Gamache went into the mudroom and returning with the books he’d been carrying he placed them one on top of the other on the table. Staring up at them was a small hand outlined in red on the black leather cover. No one moved to touch it.
‘Where’d you find that?’ Jeanne asked. She looked upset.
‘The old Hadley house. Do you know the book?’
Did she hesitate? he wondered. She reached out and he handed it to her. After examining it for a moment she put it down.
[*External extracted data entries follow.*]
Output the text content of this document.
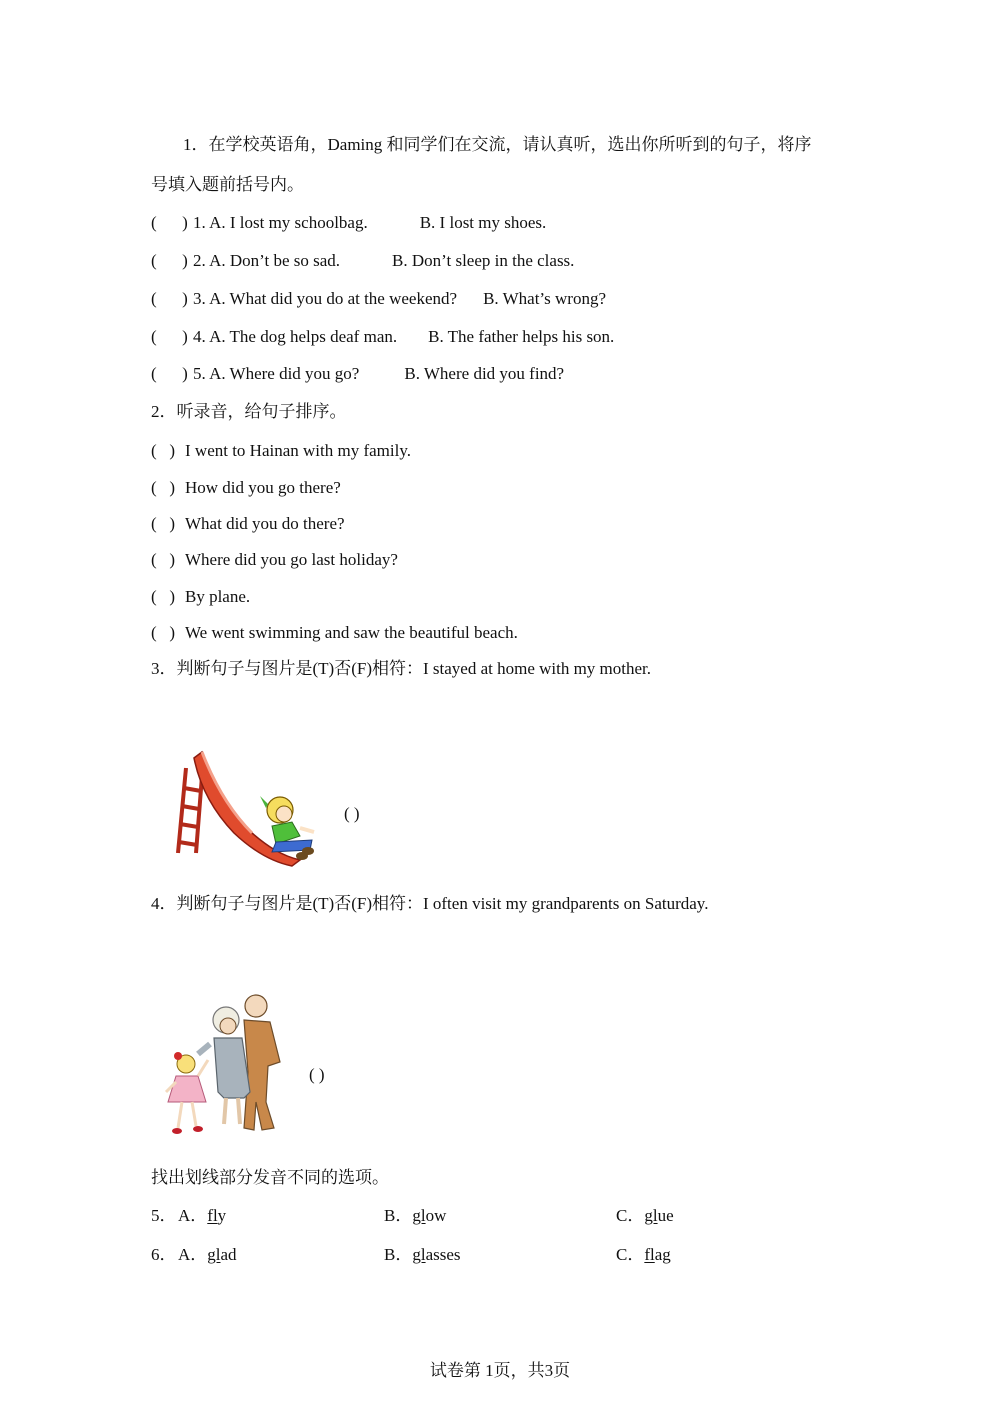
1．在学校英语角，Daming 和同学们在交流，请认真听，选出你所听到的句子，将序
号填入题前括号内。
(      ) 1. A. I lost my schoolbag.	B. I lost my shoes.
(      ) 2. A. Don’t be so sad.	B. Don’t sleep in the class.
(      ) 3. A. What did you do at the weekend? B. What’s wrong?
(      ) 4. A. The dog helps deaf man. B. The father helps his son.
(      ) 5. A. Where did you go?	B. Where did you find?
2．听录音，给句子排序。
(   ) I went to Hainan with my family.
(   ) How did you go there?
(   ) What did you do there?
(   ) Where did you go last holiday?
(   ) By plane.
(   ) We went swimming and saw the beautiful beach.
3．判断句子与图片是(T)否(F)相符：I stayed at home with my mother.
( )
4．判断句子与图片是(T)否(F)相符：I often visit my grandparents on Saturday.
( )
找出划线部分发音不同的选项。
5． A．fly	B．glow	C．glue
6． A．glad	B．glasses	C．flag
试卷第 1页，共3页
‘It’s a Hamsa hand. An ancient symbol to ward off the envious and the evil eye. It’s also called the Hand of Miriam. Or Mary.’
‘Mary?’ said Clara, sitting slowly back in her chair. ‘As in the Madonna?’
Jeanne nodded.
‘It’s all bullshit,’ said Ruth, who’d wiped up the droplets of spilled Scotch with her finger and was sucking it.
‘You don’t believe in magic?’ Jeanne asked.
‘I don’t believe in magic, I don’t believe in God. There’s no such thing as angels and there’re no fairies at the end of the garden. Nothing. The only magic is this.’ She raised her glass and took a gulp.
‘Is it working?’ asked Gamache.
‘Fuck off,’ said Ruth.
‘Eloquent as ever,’ said Gabri. ‘I used to believe in God, but I gave it up for Lent.’